Arief Kamaludin | Katadata
Ombudsman menyatakan terjadi maladministrasi dalam lelang wilayah tambang 2018.
21/6/2019, 19.40 WIB

Ombudsman meminta Direktorat Jenderal Mineral dan Batu Bara Kementerian Energi dan Sumber Daya Mineral (ESDM) memberikan Wilayah Izin Usaha Pertambangan Khusus (WIUPK) Bahadopi Utara dan Matarape di Sulawesi Utara kepada pemerintah daerah (pemda) atau Badan Usaha Milik Daerah (BUMD) setempat.

Dua WIUPK tersebut merupakan WIUPK bekas kelolaan PT Vale Indonesia. Melalui lelang tahun lalu, Kementerian ESDM menetapkan PT Aneka Tambang (Antam) sebagai pemenang kedua WIUPK tersebut. Namun, Ombudsman menyatakan terjadi maladministrasi lelang.

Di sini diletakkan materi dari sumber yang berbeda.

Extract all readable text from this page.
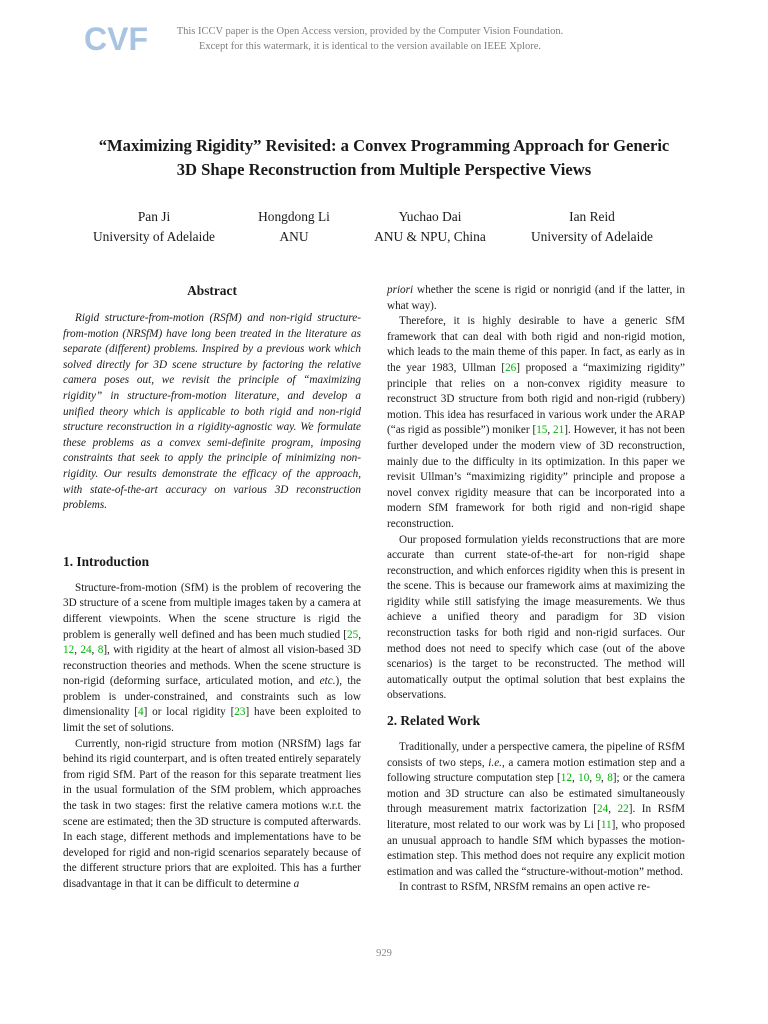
CVF	This ICCV paper is the Open Access version, provided by the Computer Vision Foundation.
Except for this watermark, it is identical to the version available on IEEE Xplore.
“Maximizing Rigidity” Revisited: a Convex Programming Approach for Generic
3D Shape Reconstruction from Multiple Perspective Views
Pan Ji
University of Adelaide
Hongdong Li
ANU
Yuchao Dai
ANU & NPU, China
Ian Reid
University of Adelaide
Abstract

Rigid structure-from-motion (RSfM) and non-rigid structure-from-motion (NRSfM) have long been treated in the literature as separate (different) problems. Inspired by a previous work which solved directly for 3D scene structure by factoring the relative camera poses out, we revisit the principle of “maximizing rigidity” in structure-from-motion literature, and develop a unified theory which is applicable to both rigid and non-rigid structure reconstruction in a rigidity-agnostic way. We formulate these problems as a convex semi-definite program, imposing constraints that seek to apply the principle of minimizing non-rigidity. Our results demonstrate the efficacy of the approach, with state-of-the-art accuracy on various 3D reconstruction problems.

1. Introduction

Structure-from-motion (SfM) is the problem of recovering the 3D structure of a scene from multiple images taken by a camera at different viewpoints. When the scene structure is rigid the problem is generally well defined and has been much studied [25, 12, 24, 8], with rigidity at the heart of almost all vision-based 3D reconstruction theories and methods. When the scene structure is non-rigid (deforming surface, articulated motion, and etc.), the problem is under-constrained, and constraints such as low dimensionality [4] or local rigidity [23] have been exploited to limit the set of solutions.

Currently, non-rigid structure from motion (NRSfM) lags far behind its rigid counterpart, and is often treated entirely separately from rigid SfM. Part of the reason for this separate treatment lies in the usual formulation of the SfM problem, which approaches the task in two stages: first the relative camera motions w.r.t. the scene are estimated; then the 3D structure is computed afterwards. In each stage, different methods and implementations have to be developed for rigid and non-rigid scenarios separately because of the different structure priors that are exploited. This has a further disadvantage in that it can be difficult to determine a

priori whether the scene is rigid or nonrigid (and if the latter, in what way).

Therefore, it is highly desirable to have a generic SfM framework that can deal with both rigid and non-rigid motion, which leads to the main theme of this paper. In fact, as early as in the year 1983, Ullman [26] proposed a “maximizing rigidity” principle that relies on a non-convex rigidity measure to reconstruct 3D structure from both rigid and non-rigid (rubbery) motion. This idea has resurfaced in various work under the ARAP (“as rigid as possible”) moniker [15, 21]. However, it has not been further developed under the modern view of 3D reconstruction, mainly due to the difficulty in its optimization. In this paper we revisit Ullman’s “maximizing rigidity” principle and propose a novel convex rigidity measure that can be incorporated into a modern SfM framework for both rigid and non-rigid shape reconstruction.

Our proposed formulation yields reconstructions that are more accurate than current state-of-the-art for non-rigid shape reconstruction, and which enforces rigidity when this is present in the scene. This is because our framework aims at maximizing the rigidity while still satisfying the image measurements. We thus achieve a unified theory and paradigm for 3D vision reconstruction tasks for both rigid and non-rigid surfaces. Our method does not need to specify which case (out of the above scenarios) is the target to be reconstructed. The method will automatically output the optimal solution that best explains the observations.

2. Related Work

Traditionally, under a perspective camera, the pipeline of RSfM consists of two steps, i.e., a camera motion estimation step and a following structure computation step [12, 10, 9, 8]; or the camera motion and 3D structure can also be estimated simultaneously through measurement matrix factorization [24, 22]. In RSfM literature, most related to our work was by Li [11], who proposed an unusual approach to handle SfM which bypasses the motion-estimation step. This method does not require any explicit motion estimation and was called the “structure-without-motion” method.

In contrast to RSfM, NRSfM remains an open active re-

929
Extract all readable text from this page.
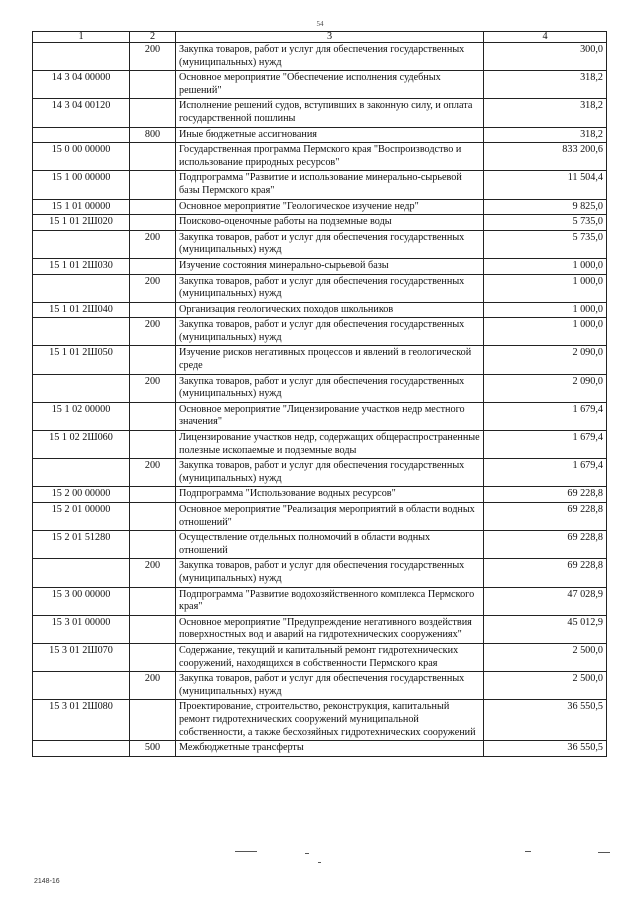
54
1	2	3	4
	200	Закупка товаров, работ и услуг для обеспечения государственных (муниципальных) нужд	300,0
14 3 04 00000		Основное мероприятие "Обеспечение исполнения судебных решений"	318,2
14 3 04 00120		Исполнение решений судов, вступивших в законную силу, и оплата государственной пошлины	318,2
	800	Иные бюджетные ассигнования	318,2
15 0 00 00000		Государственная программа Пермского края "Воспроизводство и использование природных ресурсов"	833 200,6
15 1 00 00000		Подпрограмма "Развитие и использование минерально-сырьевой базы Пермского края"	11 504,4
15 1 01 00000		Основное мероприятие "Геологическое изучение недр"	9 825,0
15 1 01 2Ш020		Поисково-оценочные работы на подземные воды	5 735,0
	200	Закупка товаров, работ и услуг для обеспечения государственных (муниципальных) нужд	5 735,0
15 1 01 2Ш030		Изучение состояния минерально-сырьевой базы	1 000,0
	200	Закупка товаров, работ и услуг для обеспечения государственных (муниципальных) нужд	1 000,0
15 1 01 2Ш040		Организация геологических походов школьников	1 000,0
	200	Закупка товаров, работ и услуг для обеспечения государственных (муниципальных) нужд	1 000,0
15 1 01 2Ш050		Изучение рисков негативных процессов и явлений в геологической среде	2 090,0
	200	Закупка товаров, работ и услуг для обеспечения государственных (муниципальных) нужд	2 090,0
15 1 02 00000		Основное мероприятие "Лицензирование участков недр местного значения"	1 679,4
15 1 02 2Ш060		Лицензирование участков недр, содержащих общераспространенные полезные ископаемые и подземные воды	1 679,4
	200	Закупка товаров, работ и услуг для обеспечения государственных (муниципальных) нужд	1 679,4
15 2 00 00000		Подпрограмма "Использование водных ресурсов"	69 228,8
15 2 01 00000		Основное мероприятие "Реализация мероприятий в области водных отношений"	69 228,8
15 2 01 51280		Осуществление отдельных полномочий в области водных отношений	69 228,8
	200	Закупка товаров, работ и услуг для обеспечения государственных (муниципальных) нужд	69 228,8
15 3 00 00000		Подпрограмма "Развитие водохозяйственного комплекса Пермского края"	47 028,9
15 3 01 00000		Основное мероприятие "Предупреждение негативного воздействия поверхностных вод и аварий на гидротехнических сооружениях"	45 012,9
15 3 01 2Ш070		Содержание, текущий и капитальный ремонт гидротехнических сооружений, находящихся в собственности Пермского края	2 500,0
	200	Закупка товаров, работ и услуг для обеспечения государственных (муниципальных) нужд	2 500,0
15 3 01 2Ш080		Проектирование, строительство, реконструкция, капитальный ремонт гидротехнических сооружений муниципальной собственности, а также бесхозяйных гидротехнических сооружений	36 550,5
	500	Межбюджетные трансферты	36 550,5
2148-16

Dugaan maladministrasi tersebut dipaparkan Ombudsman dalam Laporan Akhir Hasil Pemeriksaan (LHAP). "Proses lelangnya sendiri bermasalah. Berikan kesempatan ke daerah," kata Komisioner Ombudsman La Ode Ida kepada Katadata.co.id, Jumat (21/6).

(Baca: Kementerian ESDM Tunda Berikan Izin Tambang Antam di Bahadopi dan Matarape)

Ia menjelaskan, WIUPK tersebut semestinya dipioritaskan untuk dikelola daerah. Ini sesuai Peraturan Menteri ESDM Nomor 11 Tahun 2018 mengenai tata cara pemberian wilayah, perizinan, dan pelaporan pada kegiatan usaha pertambangan mineral dan batu bara (minerba).

Menurut dia, Ditjen Minerba masih memproses LAHP Ombudsman untuk ditindaklanjuti. Ia menegaskan, bila wilayah tersebut tetap tidak diberikan ke daerah maka artinya pemerintah melakukan pelanggaran terhadap regulasinya sendiri. "Itu sama saja mempertontonkan pelanggaran," ujarnya.

Dalam LAHP, Ombudsman menyatakan ada empat temuan maladministrasi dalam lelang wilayah tambang tahun lalu. Pertama, maladministrasi dalam penetapan WIUPK. Mengacu pada Peraturan Pemerintah (PP) Nomor 22 Tahun 2010, wilayah tambang harus berubah terlebih dulu menjadi Wilayah Pencadangan Negara (WPN), sebelum bisa ditetapkan sebagai WIUPK.

(Baca: Kementerian ESDM Bantah Adanya Maladministrasi Lelang Tambang)

Prosesnya, wilayah tambah ditetapkan sebagai WPN melalui persetujuan Dewan Perwakilan Rakyat (DPR). Selanjutnya, WPN bisa ditetapkan sebagai WIUPK dengan mempertimbangkan aspirasi dari pemerintah daerah.

Kedua, maladministrasi terkait perubahan status WIUPK. Semestinya, WIUPK Operasi Produksi tidak bisa berubah statusnya menjadi WIUPK eksplorasi. Ini mengacu pada Undang-undang Nomor 4 tahun 2009.

Ketiga, maladministasi mengenai penetapan pemenang lelang. Ombudsman menemukan bahwa BUMD Sulawesi Tengah yakni PD Konosara telah memenuhi persyaratan finansial dan terpilih sebagai pemenang lelang. Namun, Ditjen Minerba membatalkan pemenangan tanpa penjelasan.

Keempat, maladministrasi dalam tahap administrasi dokumen. Ombudsman menemukan BUMD PT Pembangunan Sulawesi Tengah tidak diberikan kesempatan melakukan evaluasi ulang terhadap dokumen yang diberikan kepada pemerintah. Seharusnya, jika BUMD belum melengkapi dokumen, pemerintah berhak memberikan kesempatan kepada BUMD untuk melengkapinya.